第2章 異界の町と黒衣の魔女
岩壁に穿たれた洞窟を抜けた瞬間、視界が弾ける。
そこに広がっていたのは、地上のどこにも存在しない光景だった。
空は薄い紫色に霞み、双つの太陽がゆらめいている。足元の大地は黒曜石のように鈍く光り、風は乾いて金属の匂いを含んでいた。
ここが――“異世界”か。
「……また、とんでもないとこに放り込まれたわね」
マナは肩をすくめ、溜息をついた。
隣ではレイナが無言で環境データを計測している。手首の端末に映る数値を確認しながら、淡々と告げた。

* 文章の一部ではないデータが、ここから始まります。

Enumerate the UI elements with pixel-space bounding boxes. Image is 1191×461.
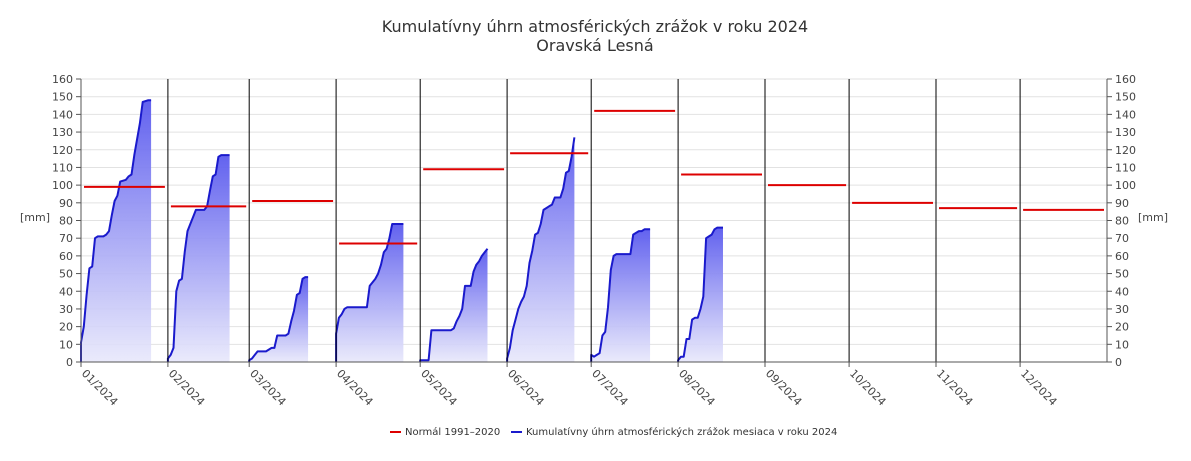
normal-lines-layer: [84, 109, 1104, 245]
y-tick-label-left: 30: [59, 303, 73, 316]
y-tick-label-right: 50: [1115, 268, 1129, 281]
x-tick-label-07/2024: 07/2024: [589, 367, 631, 409]
x-tick-label-01/2024: 01/2024: [79, 367, 121, 409]
cumulative-area-06/2024: [507, 137, 575, 362]
y-tick-label-right: 70: [1115, 232, 1129, 245]
month-separators: [167, 79, 1021, 362]
y-tick-label-right: 90: [1115, 197, 1129, 210]
x-tick-label-09/2024: 09/2024: [763, 367, 805, 409]
cumulative-line-02/2024: [166, 154, 230, 363]
cumulative-area-02/2024: [167, 155, 230, 362]
chart-title: Kumulatívny úhrn atmosférických zrážok v…: [382, 17, 808, 36]
x-tick-label-08/2024: 08/2024: [676, 367, 718, 409]
y-tick-label-left: 160: [52, 73, 73, 86]
cumulative-line-03/2024: [248, 276, 309, 363]
x-tick-label-10/2024: 10/2024: [847, 367, 889, 409]
y-tick-label-right: 60: [1115, 250, 1129, 263]
y-tick-label-left: 60: [59, 250, 73, 263]
cumulative-line-06/2024: [506, 137, 576, 363]
cumulative-area-08/2024: [678, 227, 723, 362]
x-tick-label-12/2024: 12/2024: [1018, 367, 1060, 409]
y-tick-label-right: 120: [1115, 144, 1136, 157]
y-tick-label-left: 0: [66, 356, 73, 369]
y-tick-label-left: 100: [52, 179, 73, 192]
y-tick-label-left: 80: [59, 215, 73, 228]
y-tick-label-left: 10: [59, 338, 73, 351]
x-tick-label-02/2024: 02/2024: [166, 367, 208, 409]
y-tick-label-right: 10: [1115, 338, 1129, 351]
cumulative-area-03/2024: [249, 277, 309, 362]
y-tick-label-right: 30: [1115, 303, 1129, 316]
legend-label-cumulative: Kumulatívny úhrn atmosférických zrážok m…: [526, 426, 837, 438]
cumulative-line-05/2024: [419, 248, 489, 363]
y-tick-label-left: 110: [52, 161, 73, 174]
x-tick-label-11/2024: 11/2024: [934, 367, 976, 409]
y-tick-label-right: 150: [1115, 91, 1136, 104]
x-tick-label-04/2024: 04/2024: [334, 367, 376, 409]
chart-subtitle: Oravská Lesná: [536, 36, 653, 55]
y-axis-label-right: [mm]: [1138, 211, 1168, 224]
y-tick-label-right: 40: [1115, 285, 1129, 298]
y-tick-label-left: 140: [52, 108, 73, 121]
y-tick-label-left: 150: [52, 91, 73, 104]
y-tick-label-left: 90: [59, 197, 73, 210]
legend-label-normal: Normál 1991–2020: [405, 426, 500, 438]
y-tick-label-left: 20: [59, 321, 73, 334]
y-tick-label-right: 140: [1115, 108, 1136, 121]
y-tick-label-right: 20: [1115, 321, 1129, 334]
y-tick-label-right: 0: [1115, 356, 1122, 369]
y-tick-label-left: 130: [52, 126, 73, 139]
cumulative-line-04/2024: [335, 223, 404, 363]
y-axis-label-left: [mm]: [20, 211, 50, 224]
cumulative-line-08/2024: [677, 226, 723, 363]
y-tick-label-left: 70: [59, 232, 73, 245]
cumulative-area-05/2024: [420, 248, 488, 362]
y-tick-label-right: 110: [1115, 161, 1136, 174]
y-tick-label-left: 50: [59, 268, 73, 281]
y-tick-label-right: 80: [1115, 215, 1129, 228]
legend: Normál 1991–2020 Kumulatívny úhrn atmosf…: [390, 426, 837, 438]
cumulative-area-layer: [80, 99, 723, 363]
y-tick-label-right: 100: [1115, 179, 1136, 192]
y-tick-label-left: 120: [52, 144, 73, 157]
cumulative-line-01/2024: [80, 99, 152, 362]
cumulative-area-07/2024: [591, 229, 651, 362]
cumulative-area-01/2024: [81, 100, 152, 362]
x-tick-label-03/2024: 03/2024: [247, 367, 289, 409]
x-tick-label-05/2024: 05/2024: [418, 367, 460, 409]
grid: [81, 78, 1107, 363]
y-tick-label-left: 40: [59, 285, 73, 298]
cumulative-line-07/2024: [590, 228, 651, 363]
x-tick-label-06/2024: 06/2024: [505, 367, 547, 409]
y-tick-label-right: 160: [1115, 73, 1136, 86]
y-tick-label-right: 130: [1115, 126, 1136, 139]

「気圧は地球標準値に近い。酸素濃度も生存圏内。放射線量……問題なし。居住可能」
「なら少なくとも、呼吸困難で死ぬことはなさそうね」
マナは軽口を叩きつつも、腰の装備に手を添える。未知の空間では、何が敵となるかわからない。
***
二人は岩場を抜け、やがて人工物の影を見つけた。
丘の下に、町があった。
石造りの建物が並び、煙突からは白い煙が上がっている。街道を行き交う人々の姿もある。
それは確かに“人間の暮らし”を思わせる光景だった。
「……人間がいる、ってことか」
マナは小声でつぶやく。
ただし、その安心感はすぐに打ち砕かれることになる。
町の門前で警備の男に声をかけられた。
だが――何を言っているのか、まったくわからない。
「……え?」
マナはきょとんとした顔で固まる。
耳に入るのは、聞いたことのない発音の連続。どこかラテン語にも似ているが、違う。
こちらが日本語で答えても、当然通じるはずがない。
結局、やりとりは失敗し、怪訝そうな視線だけを向けられてしまった。
「……言語障害。翻訳不能」
レイナが端末を操作するが、機械翻訳すら追いつかない。
「言語データが存在しない。対応不可」
「うそでしょ……ここに来て言葉の壁とか、ほんとやめてほしいわ」
マナは頭をかき、どうしたものかと周囲を見渡す。
困り果てたその時――。
「……迷っているのかい?」
澄んだ女の声が耳を打った。
振り返ると、町の路地に佇む黒衣の女性がいた。
背丈はマナたちと変わらないが、長い黒髪を帽子に収め、肩からマントを羽織っている。その姿は、まるで絵本に出てくる“魔女”そのものだった。
そして不思議なことに、彼女の言葉だけは意味を理解できた。
「……あんた、こっちの言葉がわかるの?」
マナが警戒を込めて問いかける。
「わかる、というより……通じる、かしらね」
女は微笑んだ。どこか底知れない、しかし敵意のない笑み。
「言葉より先に、心の声を見せてごらん。そうすれば、なんとなく伝わるものよ」
彼女は身振りで「ついておいで」と示した。
マナとレイナは視線を交わす。無表情の相棒は、わずかに頷いた。
「……仕方ない。行くか」
マナは肩を落とし、魔女のような女性の後を追う。
二人は町を抜け、やがて木造の家にたどり着いた。
煙突から煙の立つその家は、どこか懐かしい香りを漂わせていた。
「ようこそ。ここが私の“家”よ」
黒衣の女性は扉を開け、二人を中へ招き入れる。